Secretary of Delaware Department of Health and Social Services
- In office February 6, 2017 – June 2020
- Governor: John Carney

Personal details
- Alma mater: University of Delaware Jefferson Medical College Johns Hopkins School of Public Health University of California, Los Angeles
- Previous workplaces: University of California, San Francisco, 2010 – 2012 Patient-Centered Outcomes Research Institute, 2012 – 2017
- Current workplace: Nemours Alfred I. duPont Hospital for Children

= Kara Odom Walker =

American physician

Kara Odom Walker is an American physician who is the Chief Population Health Officer at Nemours Alfred I. duPont Hospital for Children, where she leads population health strategy, research, innovation and implementation. Her responsibility includes the advancement of the overall health and well-being of children, both broadly and among the populations served by Nemours Children's. Walker is a board-certified, practicing family physician.

Walker also leads Nemours Delaware Valley primary care network and its Value-Based Services Organization. From February 2017 to June 2020, she served as Secretary of the Delaware Department of Health and Social Services. Prior to that, she served as the Deputy Chief Science Officer at the Patient-Centered Outcomes Research Institute (PCORI) In 2018, she was elected to the National Academy of Medicine.

== Education ==
Odom Walker attended high school in Bear, Delaware and graduated as valedictorian from Caravel Academy high school. She then attended the University of Delaware where she graduated cum laude with her bachelor's degree in chemical engineering in 1999. She then attended Jefferson Medical College, where she received her Doctor of Medicine in 2004. During that time, she also received a Master of Public Health degree in Health Policy and Management from Johns Hopkins University in 2003.

Odom Walker then moved to California to complete her residency training specializing in family medicine at the University of California, San Francisco.
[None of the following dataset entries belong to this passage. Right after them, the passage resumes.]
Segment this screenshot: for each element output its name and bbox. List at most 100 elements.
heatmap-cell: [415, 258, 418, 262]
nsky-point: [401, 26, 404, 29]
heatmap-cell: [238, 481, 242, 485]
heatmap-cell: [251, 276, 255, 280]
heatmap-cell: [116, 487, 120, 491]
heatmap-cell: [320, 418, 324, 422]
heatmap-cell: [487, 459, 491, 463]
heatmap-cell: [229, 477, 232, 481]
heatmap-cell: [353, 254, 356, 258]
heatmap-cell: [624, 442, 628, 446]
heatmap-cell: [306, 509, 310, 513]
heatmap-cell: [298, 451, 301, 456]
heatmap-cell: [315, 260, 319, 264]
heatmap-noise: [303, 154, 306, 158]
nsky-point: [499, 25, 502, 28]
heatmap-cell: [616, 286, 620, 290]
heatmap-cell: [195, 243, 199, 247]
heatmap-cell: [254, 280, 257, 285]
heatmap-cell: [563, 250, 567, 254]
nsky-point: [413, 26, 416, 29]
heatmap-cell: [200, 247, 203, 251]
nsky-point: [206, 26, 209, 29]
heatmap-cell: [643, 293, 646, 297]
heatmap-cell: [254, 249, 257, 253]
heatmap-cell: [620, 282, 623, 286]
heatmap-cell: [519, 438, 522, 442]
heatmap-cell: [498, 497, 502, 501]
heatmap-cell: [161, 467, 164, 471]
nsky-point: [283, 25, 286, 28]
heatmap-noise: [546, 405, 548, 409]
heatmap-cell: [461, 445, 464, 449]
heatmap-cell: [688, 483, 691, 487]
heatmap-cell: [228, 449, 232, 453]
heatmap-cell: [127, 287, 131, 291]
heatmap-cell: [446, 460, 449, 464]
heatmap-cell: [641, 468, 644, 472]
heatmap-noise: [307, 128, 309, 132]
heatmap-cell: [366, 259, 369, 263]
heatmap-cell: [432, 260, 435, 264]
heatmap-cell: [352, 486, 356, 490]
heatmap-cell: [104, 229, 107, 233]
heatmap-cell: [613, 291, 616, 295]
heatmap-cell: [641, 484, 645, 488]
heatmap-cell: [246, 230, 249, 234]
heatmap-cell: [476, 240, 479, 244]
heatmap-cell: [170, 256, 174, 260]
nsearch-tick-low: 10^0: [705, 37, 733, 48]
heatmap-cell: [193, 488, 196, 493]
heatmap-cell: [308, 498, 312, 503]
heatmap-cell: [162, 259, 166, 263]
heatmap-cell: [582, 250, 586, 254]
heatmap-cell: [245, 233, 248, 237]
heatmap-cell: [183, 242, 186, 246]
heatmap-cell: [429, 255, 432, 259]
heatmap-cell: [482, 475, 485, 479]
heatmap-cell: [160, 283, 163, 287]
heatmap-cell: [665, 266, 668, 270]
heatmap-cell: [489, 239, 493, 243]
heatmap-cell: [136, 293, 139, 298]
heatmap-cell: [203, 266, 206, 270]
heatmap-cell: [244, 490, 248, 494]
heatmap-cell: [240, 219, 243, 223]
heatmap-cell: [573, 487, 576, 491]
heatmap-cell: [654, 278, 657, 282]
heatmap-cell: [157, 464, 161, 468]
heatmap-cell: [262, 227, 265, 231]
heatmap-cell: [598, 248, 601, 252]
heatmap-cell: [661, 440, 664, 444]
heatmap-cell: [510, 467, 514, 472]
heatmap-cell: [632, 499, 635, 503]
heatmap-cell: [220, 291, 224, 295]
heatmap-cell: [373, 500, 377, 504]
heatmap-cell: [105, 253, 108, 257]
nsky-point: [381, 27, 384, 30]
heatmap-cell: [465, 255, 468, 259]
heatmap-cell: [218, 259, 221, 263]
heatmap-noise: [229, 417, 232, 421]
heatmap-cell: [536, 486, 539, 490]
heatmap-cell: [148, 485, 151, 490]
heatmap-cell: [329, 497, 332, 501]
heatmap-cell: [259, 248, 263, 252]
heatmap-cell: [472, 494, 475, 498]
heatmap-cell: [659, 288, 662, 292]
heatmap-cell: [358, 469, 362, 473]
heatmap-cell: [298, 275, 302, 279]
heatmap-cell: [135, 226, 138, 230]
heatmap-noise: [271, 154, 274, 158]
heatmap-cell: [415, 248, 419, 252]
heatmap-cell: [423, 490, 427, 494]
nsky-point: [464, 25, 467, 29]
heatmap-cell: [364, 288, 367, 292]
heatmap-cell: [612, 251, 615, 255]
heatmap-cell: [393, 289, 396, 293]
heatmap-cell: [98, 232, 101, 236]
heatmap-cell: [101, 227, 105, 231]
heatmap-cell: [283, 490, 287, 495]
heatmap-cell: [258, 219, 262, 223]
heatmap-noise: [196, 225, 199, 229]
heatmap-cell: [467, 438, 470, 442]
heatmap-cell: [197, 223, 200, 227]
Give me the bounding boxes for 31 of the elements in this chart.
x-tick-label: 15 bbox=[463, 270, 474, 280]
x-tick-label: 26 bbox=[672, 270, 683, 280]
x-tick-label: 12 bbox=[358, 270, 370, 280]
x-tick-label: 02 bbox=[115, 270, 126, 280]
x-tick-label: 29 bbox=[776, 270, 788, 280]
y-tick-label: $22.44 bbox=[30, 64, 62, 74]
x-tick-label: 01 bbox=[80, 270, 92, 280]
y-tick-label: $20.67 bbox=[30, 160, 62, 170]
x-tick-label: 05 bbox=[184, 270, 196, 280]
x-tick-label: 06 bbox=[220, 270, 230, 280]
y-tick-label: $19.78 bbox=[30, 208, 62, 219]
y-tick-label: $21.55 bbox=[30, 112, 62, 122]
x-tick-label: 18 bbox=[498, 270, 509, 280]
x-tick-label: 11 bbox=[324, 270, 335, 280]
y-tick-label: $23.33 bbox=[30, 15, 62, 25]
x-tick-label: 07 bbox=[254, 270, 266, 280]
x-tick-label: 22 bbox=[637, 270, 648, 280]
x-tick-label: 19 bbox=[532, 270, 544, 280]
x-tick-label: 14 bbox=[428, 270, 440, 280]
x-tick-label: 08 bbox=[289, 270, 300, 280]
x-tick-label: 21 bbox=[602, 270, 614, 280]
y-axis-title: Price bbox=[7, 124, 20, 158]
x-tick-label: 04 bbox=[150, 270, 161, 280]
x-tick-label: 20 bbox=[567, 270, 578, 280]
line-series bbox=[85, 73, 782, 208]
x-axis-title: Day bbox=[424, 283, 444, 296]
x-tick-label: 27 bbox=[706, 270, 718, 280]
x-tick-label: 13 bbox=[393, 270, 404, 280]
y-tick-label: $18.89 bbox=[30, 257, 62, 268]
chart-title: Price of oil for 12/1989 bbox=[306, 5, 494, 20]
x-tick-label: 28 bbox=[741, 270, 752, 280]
She then became a Robert Wood Johnson Clinical Fellow at the University of California, Los Angeles, where she also completed a Masters of Health Services Research in 2009. During her time there, she studied how hospital closures impacted underserved minority populations in Los Angeles.

== Career ==
In 2010, Odom Walker became an Assistant Clinical Professor in Family and Community Medicine at University of California, San Francisco, researching health disparities and working to understand how best to provide high quality, coordinated care with patients' needs in mind. In 2012, Odom Walker became a Program Officer at the Patient-Centered Outcomes Research Institute (PCORI) and became Deputy Chief Science Officer in 2013.

On February 6, 2017, Odom Walker was sworn in as Secretary of the Delaware Department of Health and Services, working under the administration of Governor John Carney. As Secretary, she has worked to develop policies and programs to prioritize patient outcomes in Delaware's healthcare system. In this role, she has overseen Delaware's response to the Coronavirus disease 2019 (COVID-19) pandemic. In March 2020, she warned that half of Delaware's positive COVID-19 tests were among people aged 18 to 49, urging caution among younger populations that may have thought they had low risk of developing serious symptoms.

In June 2020, Odom Walker stepped down from her post as Delaware Health Secretary to begin a position at the Washington branch of Nemours Children's Health System as Senior Vice President and Chief Health Officer.